Con la aprobación del Procurador
General de la República, mediante dictamen C-035-2020, de 31 de enero de 2020,
el Procurador Adjunto Luis Guillermo Bonilla Herrera, del Área de la Función
Pública, conforme a una
consistente línea jurisprudencial administrativa, por demás vinculante (arts. 2
y 3 inciso b) de la Ley Nº 6815), esta Procuraduría General concluye y reafirma
que:
“El
artículo 686 del Código de Trabajo vigente conserva la prohibición o
impedimento de carácter relativo –no
absoluto- de reingreso en cargos remunerados de cualquier dependencia del
Estado –incluidas las corporaciones
municipales-, para aquellos servidores públicos que hubiesen recibido el
auxilio de cesantía.
Por
regla de principio, y con la salvedad de los aportes patronales recibidos de una
asociación solidarista o de una cooperativa de ahorro y crédito, los servidores públicos que se acogieran a dicho beneficio –auxilio de cesantía-, sea con
fundamento en el Código de
Trabajo, Convenciones Colectivas e incluso laudos arbitrales u otra norma
especial incluso carácter reglamentario, no podrán ocupar
cargos remunerados en ninguna dependencia del Estado, durante un tiempo igual
al representado por la suma recibida en calidad de auxilio de cesantía.

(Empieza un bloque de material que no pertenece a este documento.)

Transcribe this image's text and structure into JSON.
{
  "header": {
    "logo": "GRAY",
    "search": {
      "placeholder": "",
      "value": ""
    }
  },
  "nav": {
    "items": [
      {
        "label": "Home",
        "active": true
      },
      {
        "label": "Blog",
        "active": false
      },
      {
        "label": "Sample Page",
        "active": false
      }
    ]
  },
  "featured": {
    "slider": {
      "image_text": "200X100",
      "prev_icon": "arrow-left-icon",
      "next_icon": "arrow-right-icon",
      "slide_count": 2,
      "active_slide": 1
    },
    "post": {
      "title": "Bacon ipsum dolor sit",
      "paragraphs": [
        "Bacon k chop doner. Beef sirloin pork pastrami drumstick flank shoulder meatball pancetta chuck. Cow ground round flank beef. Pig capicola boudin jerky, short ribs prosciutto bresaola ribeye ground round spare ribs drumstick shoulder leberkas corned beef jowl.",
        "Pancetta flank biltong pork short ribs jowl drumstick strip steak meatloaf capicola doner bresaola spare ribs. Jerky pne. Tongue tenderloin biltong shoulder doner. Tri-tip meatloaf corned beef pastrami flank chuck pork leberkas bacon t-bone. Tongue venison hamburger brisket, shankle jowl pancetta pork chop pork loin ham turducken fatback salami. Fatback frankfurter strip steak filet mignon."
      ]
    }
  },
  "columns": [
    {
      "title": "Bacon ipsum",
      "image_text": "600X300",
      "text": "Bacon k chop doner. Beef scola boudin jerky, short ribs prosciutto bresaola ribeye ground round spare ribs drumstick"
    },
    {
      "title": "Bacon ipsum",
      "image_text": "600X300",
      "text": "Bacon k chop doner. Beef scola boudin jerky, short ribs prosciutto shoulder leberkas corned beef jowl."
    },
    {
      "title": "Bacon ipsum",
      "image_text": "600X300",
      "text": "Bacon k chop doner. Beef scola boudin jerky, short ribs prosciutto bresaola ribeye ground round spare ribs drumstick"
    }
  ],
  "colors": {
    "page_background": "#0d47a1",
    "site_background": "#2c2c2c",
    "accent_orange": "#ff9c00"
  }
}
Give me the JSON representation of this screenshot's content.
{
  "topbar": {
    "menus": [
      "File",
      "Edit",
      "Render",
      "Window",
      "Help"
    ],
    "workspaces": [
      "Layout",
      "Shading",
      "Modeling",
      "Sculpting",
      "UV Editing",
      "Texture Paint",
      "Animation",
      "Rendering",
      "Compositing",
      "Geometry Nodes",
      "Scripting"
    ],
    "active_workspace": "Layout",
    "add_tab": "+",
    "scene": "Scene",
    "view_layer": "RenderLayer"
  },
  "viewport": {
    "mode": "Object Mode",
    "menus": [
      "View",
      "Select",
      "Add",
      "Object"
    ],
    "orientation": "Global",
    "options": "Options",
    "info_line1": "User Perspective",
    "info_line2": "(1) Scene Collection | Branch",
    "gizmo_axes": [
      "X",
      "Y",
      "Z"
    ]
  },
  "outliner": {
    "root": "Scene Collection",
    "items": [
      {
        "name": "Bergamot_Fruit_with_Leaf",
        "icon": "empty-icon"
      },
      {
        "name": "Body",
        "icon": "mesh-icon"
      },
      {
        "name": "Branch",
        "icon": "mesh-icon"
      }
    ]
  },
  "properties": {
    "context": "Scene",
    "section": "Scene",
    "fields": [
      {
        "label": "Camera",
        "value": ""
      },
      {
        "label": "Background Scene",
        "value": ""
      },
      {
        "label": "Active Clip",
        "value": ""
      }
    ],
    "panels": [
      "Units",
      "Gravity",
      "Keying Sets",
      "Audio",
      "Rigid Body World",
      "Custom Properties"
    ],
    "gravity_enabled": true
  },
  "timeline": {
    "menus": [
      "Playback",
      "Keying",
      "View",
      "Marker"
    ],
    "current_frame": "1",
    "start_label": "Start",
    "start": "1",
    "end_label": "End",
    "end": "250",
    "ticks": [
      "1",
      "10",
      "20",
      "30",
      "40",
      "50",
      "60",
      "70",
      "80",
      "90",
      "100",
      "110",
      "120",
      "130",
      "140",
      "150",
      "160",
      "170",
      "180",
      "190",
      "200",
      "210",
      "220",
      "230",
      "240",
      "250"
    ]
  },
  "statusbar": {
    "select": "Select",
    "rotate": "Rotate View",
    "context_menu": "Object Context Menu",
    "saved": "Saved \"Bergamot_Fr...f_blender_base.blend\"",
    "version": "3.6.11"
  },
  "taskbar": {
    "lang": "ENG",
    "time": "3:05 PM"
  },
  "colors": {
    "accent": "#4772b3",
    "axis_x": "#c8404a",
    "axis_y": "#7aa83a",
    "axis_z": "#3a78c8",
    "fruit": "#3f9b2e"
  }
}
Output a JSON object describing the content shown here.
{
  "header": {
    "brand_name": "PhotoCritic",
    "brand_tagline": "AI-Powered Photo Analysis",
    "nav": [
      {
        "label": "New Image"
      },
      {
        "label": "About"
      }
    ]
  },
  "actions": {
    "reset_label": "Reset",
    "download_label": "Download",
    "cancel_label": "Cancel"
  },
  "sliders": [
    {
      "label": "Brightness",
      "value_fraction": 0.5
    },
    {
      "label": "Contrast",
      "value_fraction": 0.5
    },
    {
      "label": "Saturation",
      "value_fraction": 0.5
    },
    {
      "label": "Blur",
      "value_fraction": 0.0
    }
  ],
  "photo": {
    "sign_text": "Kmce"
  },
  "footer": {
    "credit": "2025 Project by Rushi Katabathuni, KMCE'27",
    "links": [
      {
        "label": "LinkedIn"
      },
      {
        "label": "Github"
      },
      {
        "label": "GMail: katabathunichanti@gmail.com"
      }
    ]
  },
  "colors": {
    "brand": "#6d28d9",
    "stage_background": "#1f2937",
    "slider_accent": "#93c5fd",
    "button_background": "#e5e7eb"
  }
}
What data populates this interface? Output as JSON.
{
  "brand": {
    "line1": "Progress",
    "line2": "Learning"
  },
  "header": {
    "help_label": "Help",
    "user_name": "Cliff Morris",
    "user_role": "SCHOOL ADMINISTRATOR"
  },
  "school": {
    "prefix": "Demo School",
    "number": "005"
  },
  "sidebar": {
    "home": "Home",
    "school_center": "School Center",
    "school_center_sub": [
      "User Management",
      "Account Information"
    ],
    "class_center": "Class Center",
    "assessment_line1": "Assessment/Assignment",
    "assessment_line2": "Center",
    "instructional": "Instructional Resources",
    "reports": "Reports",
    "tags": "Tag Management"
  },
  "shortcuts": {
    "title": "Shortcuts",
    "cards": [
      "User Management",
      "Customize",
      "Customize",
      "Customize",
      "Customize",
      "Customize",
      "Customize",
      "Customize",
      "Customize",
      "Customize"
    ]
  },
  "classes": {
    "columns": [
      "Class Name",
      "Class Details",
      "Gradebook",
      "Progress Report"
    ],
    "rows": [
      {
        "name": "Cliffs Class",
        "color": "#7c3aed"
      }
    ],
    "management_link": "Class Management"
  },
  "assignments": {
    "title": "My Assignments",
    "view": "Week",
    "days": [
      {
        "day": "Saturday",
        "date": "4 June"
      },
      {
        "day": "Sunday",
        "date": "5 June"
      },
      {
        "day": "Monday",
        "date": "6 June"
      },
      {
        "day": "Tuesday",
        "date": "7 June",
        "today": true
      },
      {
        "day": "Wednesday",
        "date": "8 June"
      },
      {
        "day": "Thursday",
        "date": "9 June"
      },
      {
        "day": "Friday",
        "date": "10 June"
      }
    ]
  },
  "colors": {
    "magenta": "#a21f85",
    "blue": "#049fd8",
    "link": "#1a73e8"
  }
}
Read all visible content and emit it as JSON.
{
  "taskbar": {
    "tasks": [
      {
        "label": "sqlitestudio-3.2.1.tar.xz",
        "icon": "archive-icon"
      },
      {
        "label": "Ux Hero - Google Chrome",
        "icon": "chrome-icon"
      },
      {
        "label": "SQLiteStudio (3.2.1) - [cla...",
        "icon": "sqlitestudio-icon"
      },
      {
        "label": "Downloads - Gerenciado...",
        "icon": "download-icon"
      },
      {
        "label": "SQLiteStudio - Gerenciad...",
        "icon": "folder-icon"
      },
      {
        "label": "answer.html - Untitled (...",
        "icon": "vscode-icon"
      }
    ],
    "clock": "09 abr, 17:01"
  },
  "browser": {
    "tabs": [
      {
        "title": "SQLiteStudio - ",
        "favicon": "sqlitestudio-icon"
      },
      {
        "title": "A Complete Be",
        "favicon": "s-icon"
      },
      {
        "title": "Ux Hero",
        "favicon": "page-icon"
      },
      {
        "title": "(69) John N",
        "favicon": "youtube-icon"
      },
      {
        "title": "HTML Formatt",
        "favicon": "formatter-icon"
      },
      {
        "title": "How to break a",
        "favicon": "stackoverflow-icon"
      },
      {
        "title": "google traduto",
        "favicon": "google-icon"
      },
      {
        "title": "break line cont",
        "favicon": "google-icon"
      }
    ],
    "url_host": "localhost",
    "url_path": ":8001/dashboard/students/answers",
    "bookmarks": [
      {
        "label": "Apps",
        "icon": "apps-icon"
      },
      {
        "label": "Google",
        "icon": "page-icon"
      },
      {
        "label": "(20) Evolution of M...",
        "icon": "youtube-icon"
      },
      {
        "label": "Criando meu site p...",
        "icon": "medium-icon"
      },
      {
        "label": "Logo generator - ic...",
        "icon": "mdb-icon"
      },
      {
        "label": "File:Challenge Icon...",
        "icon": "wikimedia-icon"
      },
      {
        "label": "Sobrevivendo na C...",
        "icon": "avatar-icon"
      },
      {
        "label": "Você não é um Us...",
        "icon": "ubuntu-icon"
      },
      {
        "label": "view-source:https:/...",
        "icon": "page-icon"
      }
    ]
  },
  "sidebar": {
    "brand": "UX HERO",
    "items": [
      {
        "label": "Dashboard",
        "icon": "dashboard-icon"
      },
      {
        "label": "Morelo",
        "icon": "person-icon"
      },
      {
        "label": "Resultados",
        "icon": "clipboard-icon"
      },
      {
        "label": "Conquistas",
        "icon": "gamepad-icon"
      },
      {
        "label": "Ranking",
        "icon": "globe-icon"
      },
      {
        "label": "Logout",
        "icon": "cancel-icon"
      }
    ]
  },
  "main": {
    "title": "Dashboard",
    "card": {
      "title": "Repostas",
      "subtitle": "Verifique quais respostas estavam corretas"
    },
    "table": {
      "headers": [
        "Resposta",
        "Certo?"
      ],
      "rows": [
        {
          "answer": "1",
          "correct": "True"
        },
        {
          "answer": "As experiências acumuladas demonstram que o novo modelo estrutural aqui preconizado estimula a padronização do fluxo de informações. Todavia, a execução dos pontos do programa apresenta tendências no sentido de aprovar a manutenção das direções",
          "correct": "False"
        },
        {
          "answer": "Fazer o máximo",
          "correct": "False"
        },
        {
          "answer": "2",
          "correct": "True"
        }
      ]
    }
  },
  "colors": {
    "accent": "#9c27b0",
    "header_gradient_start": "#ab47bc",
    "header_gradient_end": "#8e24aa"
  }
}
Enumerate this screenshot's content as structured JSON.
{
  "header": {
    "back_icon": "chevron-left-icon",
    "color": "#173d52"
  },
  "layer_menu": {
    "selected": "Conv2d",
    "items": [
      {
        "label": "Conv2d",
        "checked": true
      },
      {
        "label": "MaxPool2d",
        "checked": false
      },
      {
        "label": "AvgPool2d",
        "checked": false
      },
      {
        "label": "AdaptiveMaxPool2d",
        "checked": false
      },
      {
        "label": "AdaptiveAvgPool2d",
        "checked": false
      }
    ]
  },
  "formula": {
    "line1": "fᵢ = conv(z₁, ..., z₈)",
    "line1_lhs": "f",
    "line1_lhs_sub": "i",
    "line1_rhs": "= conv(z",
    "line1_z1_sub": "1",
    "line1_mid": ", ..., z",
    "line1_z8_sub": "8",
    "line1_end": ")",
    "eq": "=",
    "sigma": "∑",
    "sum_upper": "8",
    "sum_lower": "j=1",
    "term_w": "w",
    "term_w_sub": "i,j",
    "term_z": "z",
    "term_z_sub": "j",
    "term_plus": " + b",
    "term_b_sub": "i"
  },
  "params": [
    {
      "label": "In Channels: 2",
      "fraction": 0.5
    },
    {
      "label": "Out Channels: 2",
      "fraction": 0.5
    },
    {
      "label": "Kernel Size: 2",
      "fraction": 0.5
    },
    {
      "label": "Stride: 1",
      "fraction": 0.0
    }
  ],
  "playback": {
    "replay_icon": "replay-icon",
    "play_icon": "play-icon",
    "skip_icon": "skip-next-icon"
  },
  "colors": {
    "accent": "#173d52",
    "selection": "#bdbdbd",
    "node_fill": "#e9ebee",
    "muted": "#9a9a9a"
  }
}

No
obstante, si dentro de ese lapso llegasen a aceptarlo, quedarían obligados a
reintegrar al Tesoro Público las sumas percibidas por ese concepto, deduciendo
aquellas que representen los salarios que habrían devengado durante el término
que permanecieron cesantes; esto independientemente de si reingresa y ocupa un cargo remunerado de
plazo determinado o fijo; lo cual incluye a quienes se reincorporen en cargos
remunerados que sean de confianza o de elección popular, porque la norma no
hace diferenciación al tipo de relación de empleo en la que se reingresa.
Siendo
que el propio legislador abrió la posibilidad de reingreso en cargos
remunerados en cualquier dependencia del Estado, condicionada ésta al obligado
reintegro de las sumas recibidas por concepto de auxilio de cesantía, ante la
eventual renuencia del servidor de cumplir con tal obligación lo procedente es
gestionar el cobro respectivo por parte de la autoridad competente, sin que que pueda la entidad
patronal condicionar el pago de la cesantía que llegue a acumular el servidor
renuente en la nueva relación de servicio, y mucho menos, retener o compensar
las prestaciones laborales en virtud de esa supuesta deuda con la
Administración, toda vez que el auxilio de cesantía, por sus características,
resulta inembargable –salvo por pensión
alimentaria- y no es objeto de compensación alguna en caso de deudas que el
trabajador adquiera con su patrono
La propia Administración consultante está en
posibilidad de evaluar, por sus propios medios, las implicaciones materiales y
jurídicas de las manifestaciones vertidas en este dictamen, a fin de proceder
de conformidad; todo bajo su entera y exclusiva responsabilidad.
En estos términos dejamos evacuada su consulta.”